I sat down next to him.

“They think I killed Patty Kay. They think I shot her. They won’t listen to me.” His voice was inexpressibly weary and baffled.

“I know. But Desmond and I believe you. We intend to find out what really happened.”

“You’ve talked to Desmond?”

“Yes. He’s given me the keys to your house.” Jails, of course, don’t permit prisoners to retain personal possessions. The contents of Craig’s pockets when he was jailed had been turned over to the lawyer.

“You’re going to stay at the house? To help me? Why should—”

“Because Margaret and I are the only family you have. And because I wouldn’t leave a maimed dog—even one I’ve never seen before—caught in a trap.”

“A trap?”

“Exactly. A clever, carefully devised, potentially deadly trap.”

The muscles in his face flattened. This was a new idea, and the shock devastated him.

“You mean—”

“If you didn’t shoot Patty Kay—”

He shook his head violently. The movement made his chains jangle.

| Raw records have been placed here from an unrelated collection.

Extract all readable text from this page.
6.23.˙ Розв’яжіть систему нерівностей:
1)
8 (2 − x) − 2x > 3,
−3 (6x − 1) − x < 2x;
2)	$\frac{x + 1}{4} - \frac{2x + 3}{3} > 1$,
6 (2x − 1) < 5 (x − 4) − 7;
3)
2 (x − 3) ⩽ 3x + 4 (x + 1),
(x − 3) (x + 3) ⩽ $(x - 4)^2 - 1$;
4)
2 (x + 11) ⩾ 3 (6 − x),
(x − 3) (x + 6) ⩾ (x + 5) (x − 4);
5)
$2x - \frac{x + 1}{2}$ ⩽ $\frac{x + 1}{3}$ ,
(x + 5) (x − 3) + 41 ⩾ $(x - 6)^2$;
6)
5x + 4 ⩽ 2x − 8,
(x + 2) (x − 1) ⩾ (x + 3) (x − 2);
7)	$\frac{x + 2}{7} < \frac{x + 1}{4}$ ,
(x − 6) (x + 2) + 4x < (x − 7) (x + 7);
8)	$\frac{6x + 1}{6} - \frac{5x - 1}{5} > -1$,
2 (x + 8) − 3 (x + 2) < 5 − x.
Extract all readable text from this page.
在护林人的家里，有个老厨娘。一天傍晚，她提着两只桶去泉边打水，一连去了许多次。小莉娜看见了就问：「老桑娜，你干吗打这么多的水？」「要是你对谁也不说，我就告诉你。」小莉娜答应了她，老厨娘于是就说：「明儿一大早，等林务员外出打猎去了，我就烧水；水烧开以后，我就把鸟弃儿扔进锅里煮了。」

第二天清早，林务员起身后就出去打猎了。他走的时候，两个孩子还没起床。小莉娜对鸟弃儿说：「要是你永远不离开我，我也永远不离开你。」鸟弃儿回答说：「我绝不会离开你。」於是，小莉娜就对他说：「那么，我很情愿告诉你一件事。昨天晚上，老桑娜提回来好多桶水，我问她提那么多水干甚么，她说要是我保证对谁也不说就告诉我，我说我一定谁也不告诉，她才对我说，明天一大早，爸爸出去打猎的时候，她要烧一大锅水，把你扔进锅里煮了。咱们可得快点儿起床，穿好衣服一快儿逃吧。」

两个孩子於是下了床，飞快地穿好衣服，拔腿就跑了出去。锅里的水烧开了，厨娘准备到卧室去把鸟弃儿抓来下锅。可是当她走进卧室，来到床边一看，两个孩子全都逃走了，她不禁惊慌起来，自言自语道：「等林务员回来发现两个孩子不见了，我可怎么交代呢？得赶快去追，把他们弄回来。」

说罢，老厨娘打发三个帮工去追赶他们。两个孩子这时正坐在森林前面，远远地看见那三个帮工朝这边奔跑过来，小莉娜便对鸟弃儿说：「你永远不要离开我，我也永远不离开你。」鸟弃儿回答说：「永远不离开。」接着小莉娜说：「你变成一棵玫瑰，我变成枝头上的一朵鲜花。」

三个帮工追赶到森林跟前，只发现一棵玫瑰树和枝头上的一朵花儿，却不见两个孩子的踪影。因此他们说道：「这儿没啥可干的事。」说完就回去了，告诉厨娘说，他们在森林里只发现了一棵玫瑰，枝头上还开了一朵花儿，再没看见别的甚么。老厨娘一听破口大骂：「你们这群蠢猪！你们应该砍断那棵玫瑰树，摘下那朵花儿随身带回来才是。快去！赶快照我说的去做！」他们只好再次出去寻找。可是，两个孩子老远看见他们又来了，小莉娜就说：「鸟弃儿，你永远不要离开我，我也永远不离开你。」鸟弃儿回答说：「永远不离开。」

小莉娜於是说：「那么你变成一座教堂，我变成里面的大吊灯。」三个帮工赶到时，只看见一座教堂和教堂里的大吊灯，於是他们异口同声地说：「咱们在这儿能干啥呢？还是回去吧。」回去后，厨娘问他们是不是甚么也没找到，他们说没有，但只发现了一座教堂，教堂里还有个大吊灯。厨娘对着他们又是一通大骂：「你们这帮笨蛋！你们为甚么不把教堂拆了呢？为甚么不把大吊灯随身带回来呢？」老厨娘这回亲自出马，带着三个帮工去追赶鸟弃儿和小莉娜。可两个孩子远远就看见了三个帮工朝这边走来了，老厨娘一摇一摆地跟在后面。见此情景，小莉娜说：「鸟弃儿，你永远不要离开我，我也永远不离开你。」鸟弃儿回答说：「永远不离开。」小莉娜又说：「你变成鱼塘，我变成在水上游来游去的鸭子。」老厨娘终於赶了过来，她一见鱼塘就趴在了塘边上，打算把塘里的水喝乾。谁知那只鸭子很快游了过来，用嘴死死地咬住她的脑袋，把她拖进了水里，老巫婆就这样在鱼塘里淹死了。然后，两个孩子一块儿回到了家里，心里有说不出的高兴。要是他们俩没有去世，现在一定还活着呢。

“—then you were set up. A diabolical little game of Gotcha. Because if you didn’t kill Patty Kay, someone else did. And that person deliberately set out to make you take the blame for your wife’s murder. Think about it. The two phone calls with no one on the other end. The message that brought you home. The cheesecake on the ceiling. Your gun. And why did the police arrive on the scene so conveniently? Because somebody called them. All of that tells us a lot.”

There was a flash of life in that pale, frightened face. “Like what?”

“The murderer was either at last week’s poker party or knows someone who was.”

That brought him bolt upright in the chair. “The cheesecake—somebody threw the cheesecake because I—”

“Oh, yes. Of course. But that’s not all. The murderer knew where you kept your gun. The murderer knew you well enough to be sure you’d come when Patty Kay called. And you know the murderer well enough to recognize his or her voice.”

“Oh, my God.” His face crumpled like newspaper left out in the rain.

I glanced at my watch. Twelve minutes left.

“Listen, Craig. We don’t have much time.”

He didn’t look capable of thought. His face was ashen, his eyes blank. I had some urgent, sharp, hard questions for him. But it was better to start slowly.